Whether you use ProgIDs or CLSIDs to call your component from ASP is up to you. While CLSIDs are less easy to write and less logical to read than ProgIDs, they do ensure that (in the unlikely event that there is a component with the same name and method as the one you are calling) you get the correct method of the correct component.

The COM Runtime

An important part of the COM is the COM runtime, which provides the API functions that enable applications use to create and manipulate COM objects. As ASP programmers, we don't really see the COM runtime, but functions like the Server object's CreateObject() method are layers upon it. If you asked ten C++ programmers to name a COM runtime API, you'd probably find 99% of them would say CoCreateInstance() or CoCreateInstanceEx(). These APIs are responsible for the creation of COM objects—they are the equivalent of CreateObject() in ASP. The COM runtime is a large topic, and we will not be covering it in depth here.

 

There is a lot more to learn about COM in general, but both ASP and Visual Basic make COM very easy to work with. While we could introduce all manner of topics to help you understand what is going on under the hood, the ASP and Visual Basic environments are designed to hide much of the complexity from you until you're at a stage when you really need to dig into the inner workings. We will be looking into COM more deeply in the section on C++, starting in Chapter 10, but what you have seen so far is enough to get you used to building components and using them in your ASP pages.
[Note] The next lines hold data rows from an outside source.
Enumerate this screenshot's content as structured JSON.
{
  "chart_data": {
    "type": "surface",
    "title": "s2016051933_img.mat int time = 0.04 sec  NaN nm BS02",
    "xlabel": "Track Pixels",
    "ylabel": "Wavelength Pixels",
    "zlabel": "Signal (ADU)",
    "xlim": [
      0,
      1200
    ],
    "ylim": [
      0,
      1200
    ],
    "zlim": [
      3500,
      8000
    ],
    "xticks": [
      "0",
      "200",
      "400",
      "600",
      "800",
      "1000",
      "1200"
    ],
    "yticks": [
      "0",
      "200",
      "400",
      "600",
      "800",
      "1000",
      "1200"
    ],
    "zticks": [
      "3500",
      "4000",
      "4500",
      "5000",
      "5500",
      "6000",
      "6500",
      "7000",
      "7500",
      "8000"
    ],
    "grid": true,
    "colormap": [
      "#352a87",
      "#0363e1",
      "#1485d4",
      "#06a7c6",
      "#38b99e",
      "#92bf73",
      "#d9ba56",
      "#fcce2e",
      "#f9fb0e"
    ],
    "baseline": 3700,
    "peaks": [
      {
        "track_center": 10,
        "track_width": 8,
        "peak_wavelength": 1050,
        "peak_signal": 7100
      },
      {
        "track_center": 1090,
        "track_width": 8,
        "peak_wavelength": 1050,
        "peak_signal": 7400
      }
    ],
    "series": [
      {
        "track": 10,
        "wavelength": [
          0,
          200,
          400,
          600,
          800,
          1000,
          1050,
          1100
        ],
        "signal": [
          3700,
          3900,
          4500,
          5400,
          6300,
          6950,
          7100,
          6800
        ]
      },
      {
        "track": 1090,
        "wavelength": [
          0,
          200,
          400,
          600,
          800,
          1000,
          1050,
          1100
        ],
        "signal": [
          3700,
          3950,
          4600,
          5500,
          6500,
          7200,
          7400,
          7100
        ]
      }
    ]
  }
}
Will Microsoft Replace COM?

Unlike a lot of Microsoft technologies, COM has a fairly stable history that can be tracked back long before the official release in 1993. Since its release, COM has slowly evolved, but this has largely involved additional features such as security and the ability to call up components on different computers. There have been no major architecture changes.

 

COM has a solid future. These days, almost every new technology that Microsoft introduces is based to some extent—and in some cases entirely—on COM. This is true for all the technologies we will be examining in this book—ADO, MTS, MSMQ ADSI, and OLE DB. All the Microsoft Office components expose COM interfaces, as does Internet Explorer. The next version of COM, known as COM+, already has a pivotal role in Windows 2000, so you can rest assured it is here to stay. There are some big changes between COM and COM+, but nothing that invalidates or outdates the code that we will be writing in this book.